An Implantable Blood Pump for Adult Congenital Heart Disease Patients with a Failed Fontan Circulation

Project: Research project

Project Details

Description

For children born with cardiac malformations resulting in a single functional ventricle, the Fontan operation has provided palliation such that children are increasingly surviving into adulthood. The Fontan circulation allows systemic venous blood to bypass the pulmonary ventricle and flow directly into the pulmonary arteries, and utilizes the functioning single ventricle only to provide the systemic (left-sided) cardiac output. Due to improvements in operative procedures, timing, staging, and management, early mortality is now less than 5% and survival at 20 years is 85%. However, morbidity is significant due to venous congestion and elevated pulmonary vascular resistance, progressive ventricular dysfunction, dysrhythmias, hypoxemia, and protein-losing enteropathy.

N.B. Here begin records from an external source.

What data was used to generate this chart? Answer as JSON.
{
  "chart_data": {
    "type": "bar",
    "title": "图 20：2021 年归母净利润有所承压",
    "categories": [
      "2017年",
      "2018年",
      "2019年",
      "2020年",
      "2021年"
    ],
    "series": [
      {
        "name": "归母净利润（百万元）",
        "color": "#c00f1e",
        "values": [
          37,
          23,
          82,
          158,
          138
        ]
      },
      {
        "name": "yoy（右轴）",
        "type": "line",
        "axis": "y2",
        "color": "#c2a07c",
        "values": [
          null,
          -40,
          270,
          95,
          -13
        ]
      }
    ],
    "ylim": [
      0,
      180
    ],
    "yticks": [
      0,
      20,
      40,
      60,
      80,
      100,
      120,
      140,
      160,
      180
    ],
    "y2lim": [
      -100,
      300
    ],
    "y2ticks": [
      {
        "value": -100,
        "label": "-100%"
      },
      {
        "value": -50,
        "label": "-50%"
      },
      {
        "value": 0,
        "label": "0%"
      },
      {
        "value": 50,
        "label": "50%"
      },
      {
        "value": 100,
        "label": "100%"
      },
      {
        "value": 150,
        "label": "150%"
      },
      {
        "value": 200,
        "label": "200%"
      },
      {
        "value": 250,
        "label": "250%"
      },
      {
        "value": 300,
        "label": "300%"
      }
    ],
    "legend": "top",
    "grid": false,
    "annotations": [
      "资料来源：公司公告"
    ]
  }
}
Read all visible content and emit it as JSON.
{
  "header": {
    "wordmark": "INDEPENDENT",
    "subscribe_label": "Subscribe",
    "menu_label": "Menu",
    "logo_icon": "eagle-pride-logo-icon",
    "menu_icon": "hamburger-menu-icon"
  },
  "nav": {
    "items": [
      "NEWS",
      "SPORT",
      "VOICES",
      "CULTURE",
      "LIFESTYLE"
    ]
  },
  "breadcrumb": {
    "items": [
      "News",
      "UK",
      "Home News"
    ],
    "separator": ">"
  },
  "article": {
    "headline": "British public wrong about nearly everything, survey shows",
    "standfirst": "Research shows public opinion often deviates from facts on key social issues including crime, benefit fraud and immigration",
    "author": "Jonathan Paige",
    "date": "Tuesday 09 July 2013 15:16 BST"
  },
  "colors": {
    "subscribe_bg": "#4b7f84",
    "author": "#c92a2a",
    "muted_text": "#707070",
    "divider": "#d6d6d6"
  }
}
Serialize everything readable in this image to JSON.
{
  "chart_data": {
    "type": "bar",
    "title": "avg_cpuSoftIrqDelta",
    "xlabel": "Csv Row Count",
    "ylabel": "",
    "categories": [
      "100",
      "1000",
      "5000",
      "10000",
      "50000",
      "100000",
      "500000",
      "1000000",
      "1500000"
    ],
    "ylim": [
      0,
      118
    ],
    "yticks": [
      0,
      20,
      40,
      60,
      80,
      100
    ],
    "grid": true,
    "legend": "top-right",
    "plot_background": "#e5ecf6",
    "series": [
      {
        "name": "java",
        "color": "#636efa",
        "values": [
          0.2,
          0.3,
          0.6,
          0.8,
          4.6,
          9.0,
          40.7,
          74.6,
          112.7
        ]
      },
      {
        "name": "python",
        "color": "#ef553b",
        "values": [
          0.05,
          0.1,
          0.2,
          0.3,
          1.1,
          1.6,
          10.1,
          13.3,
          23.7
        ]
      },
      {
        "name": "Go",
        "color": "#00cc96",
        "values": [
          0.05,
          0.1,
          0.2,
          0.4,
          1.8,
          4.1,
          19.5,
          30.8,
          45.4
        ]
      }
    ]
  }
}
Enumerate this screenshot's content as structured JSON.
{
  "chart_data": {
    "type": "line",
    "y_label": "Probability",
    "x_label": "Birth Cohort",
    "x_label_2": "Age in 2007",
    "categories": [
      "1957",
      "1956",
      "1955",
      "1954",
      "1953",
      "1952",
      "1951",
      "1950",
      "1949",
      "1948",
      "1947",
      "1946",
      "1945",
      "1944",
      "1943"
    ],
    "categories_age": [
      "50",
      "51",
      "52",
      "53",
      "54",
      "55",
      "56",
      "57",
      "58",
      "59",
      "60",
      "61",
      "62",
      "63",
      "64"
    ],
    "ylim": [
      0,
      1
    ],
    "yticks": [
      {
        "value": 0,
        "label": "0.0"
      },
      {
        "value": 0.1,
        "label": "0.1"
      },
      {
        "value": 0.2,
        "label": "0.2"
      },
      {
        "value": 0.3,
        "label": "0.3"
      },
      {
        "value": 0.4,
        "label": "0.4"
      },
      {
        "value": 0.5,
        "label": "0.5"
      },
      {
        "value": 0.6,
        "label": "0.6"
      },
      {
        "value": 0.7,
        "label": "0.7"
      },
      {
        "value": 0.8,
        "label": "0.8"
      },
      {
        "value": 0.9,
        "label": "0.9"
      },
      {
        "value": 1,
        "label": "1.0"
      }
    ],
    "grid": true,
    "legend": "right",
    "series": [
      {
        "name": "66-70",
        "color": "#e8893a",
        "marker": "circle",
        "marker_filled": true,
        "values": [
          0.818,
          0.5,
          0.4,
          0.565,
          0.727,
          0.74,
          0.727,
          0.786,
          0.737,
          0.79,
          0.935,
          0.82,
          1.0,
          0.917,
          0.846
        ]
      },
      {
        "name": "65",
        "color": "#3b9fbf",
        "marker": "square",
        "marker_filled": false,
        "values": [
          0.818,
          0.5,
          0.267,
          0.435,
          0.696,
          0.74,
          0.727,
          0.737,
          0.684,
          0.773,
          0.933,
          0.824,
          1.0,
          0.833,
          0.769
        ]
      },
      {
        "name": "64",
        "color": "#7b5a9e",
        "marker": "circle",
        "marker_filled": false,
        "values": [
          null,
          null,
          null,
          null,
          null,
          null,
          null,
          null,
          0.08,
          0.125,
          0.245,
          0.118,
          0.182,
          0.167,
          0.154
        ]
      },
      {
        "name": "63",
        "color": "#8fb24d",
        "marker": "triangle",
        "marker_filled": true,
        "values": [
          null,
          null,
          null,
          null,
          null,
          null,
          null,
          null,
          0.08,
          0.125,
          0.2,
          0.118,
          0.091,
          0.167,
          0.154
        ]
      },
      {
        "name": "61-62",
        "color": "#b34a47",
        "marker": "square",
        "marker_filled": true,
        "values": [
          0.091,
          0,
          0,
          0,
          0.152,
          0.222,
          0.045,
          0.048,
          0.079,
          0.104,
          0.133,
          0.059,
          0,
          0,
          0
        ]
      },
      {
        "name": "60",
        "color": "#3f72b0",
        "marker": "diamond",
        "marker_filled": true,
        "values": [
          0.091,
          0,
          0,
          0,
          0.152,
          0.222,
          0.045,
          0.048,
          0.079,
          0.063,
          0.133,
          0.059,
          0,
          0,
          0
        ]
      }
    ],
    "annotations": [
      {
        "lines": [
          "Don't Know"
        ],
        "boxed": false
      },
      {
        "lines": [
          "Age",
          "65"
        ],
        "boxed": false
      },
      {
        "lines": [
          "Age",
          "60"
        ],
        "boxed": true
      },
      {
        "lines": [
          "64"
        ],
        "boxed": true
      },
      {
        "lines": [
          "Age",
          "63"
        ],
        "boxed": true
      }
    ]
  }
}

As more patients with Fontan palliation grow into adulthood, there is an increasing need for means to support patients with failing Fontan physiology. Heart transplantation is currently the only viable option, but the morbidity of the failing Fontan makes these patients suboptimal candidates for heart transplantation, and competition for available donor organs remains a limitation.

The left ventricular assist device (LVAD) continues to expand in use for bridge-to-transplant and long-term destination therapy for isolated left heart failure. However, these devices are not suitable for Fontan support because of the anatomy of the total cavopulmonary connection, as well as concerns with off-design point operation of LVADs into the lower right-sided outlet pressure. There is currently no long-term mechanical support device for this patient population.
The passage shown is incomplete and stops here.